My male colleagues, having become equally aware of this as we’ve used these communication tools more, have been mortified by this. It’s often not even a purposeful interruption that creates this muting - it might be a single word, a cough, or a laugh.
But the fact is that it happens. In the real world where I have always felt heard, I am now finding myself muted.
The issues of gender, voice and AI are not new.
They are also something that are definitely not restricted to Zoom and have been increasingly discussed throughout the technology community. As the Harvard Business review stated “I do not believe that the creators of these systems set out to build {...} sexist products. It’s doubtful these biases are intentional, but they are still problematic. The fact is that speech recognition understands white male voices well…but what about the rest of us?” There has been a host of research on speech recognition across gender with research highlighting the “inherent technical problem down to the fact that females generally have higher pitched voices [...] tend to be quieter and sound more “breathy”. The focus on pitch in video calling and voice AI seems to be a thread that flows throughout a lot of research and problems with current software. This is something that may be affected by factors such as the location of the call and the microphone you are talking through, but undoubtedly is affected by the speaker's pitch and tone, which if higher than a parallel voice or sound will result in the overtaking of the speaker.
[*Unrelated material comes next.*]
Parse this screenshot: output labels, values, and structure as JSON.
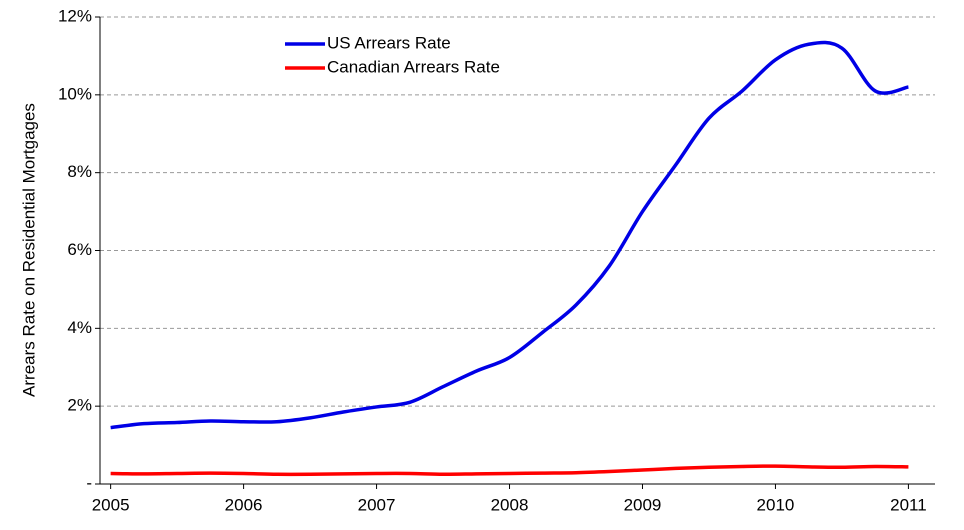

Building great software is complex, and Zoom is certainly leading the way when it comes to video calls and conferencing.
But times like these remind me of how important it is to test these widely used products with all markets, all contexts, and make sure that you’re adding extra care to ensure they work for everyone using them. Simple solutions could improve the product experience such as adding tolerance to the algorithms that assess who is “the speaker”. Using the same visual cues as speaker selection, perhaps use a flashing white square or similar to indicate a meeting attendee who would like to say something. Or, even at its very simplest, offer a toggle to enable people to turn speaker selection off. I know how valuable it can be to give a single voice a platform during a meeting, to silence the background noise, and to create a feeling of order and formality - but equally, people value the real nature of overlapping conversation and collaboration. And we want to be heard.
So how can we make sure we’re accounting for inherent biases in the products we build?
On this topic, there is a host of research and solutions suggested by AI now surrounding the lack of female AI leaders and the necessary profound shift needed to create diverse and accessible products. I know that as people use products and see the day-to-day barriers, if we voice what we see, we’ll see things change. So I’m looking forward to seeing how we spot and explore these issues as we continue to rely on technology to enable our work lives, and see how we can change products for the better.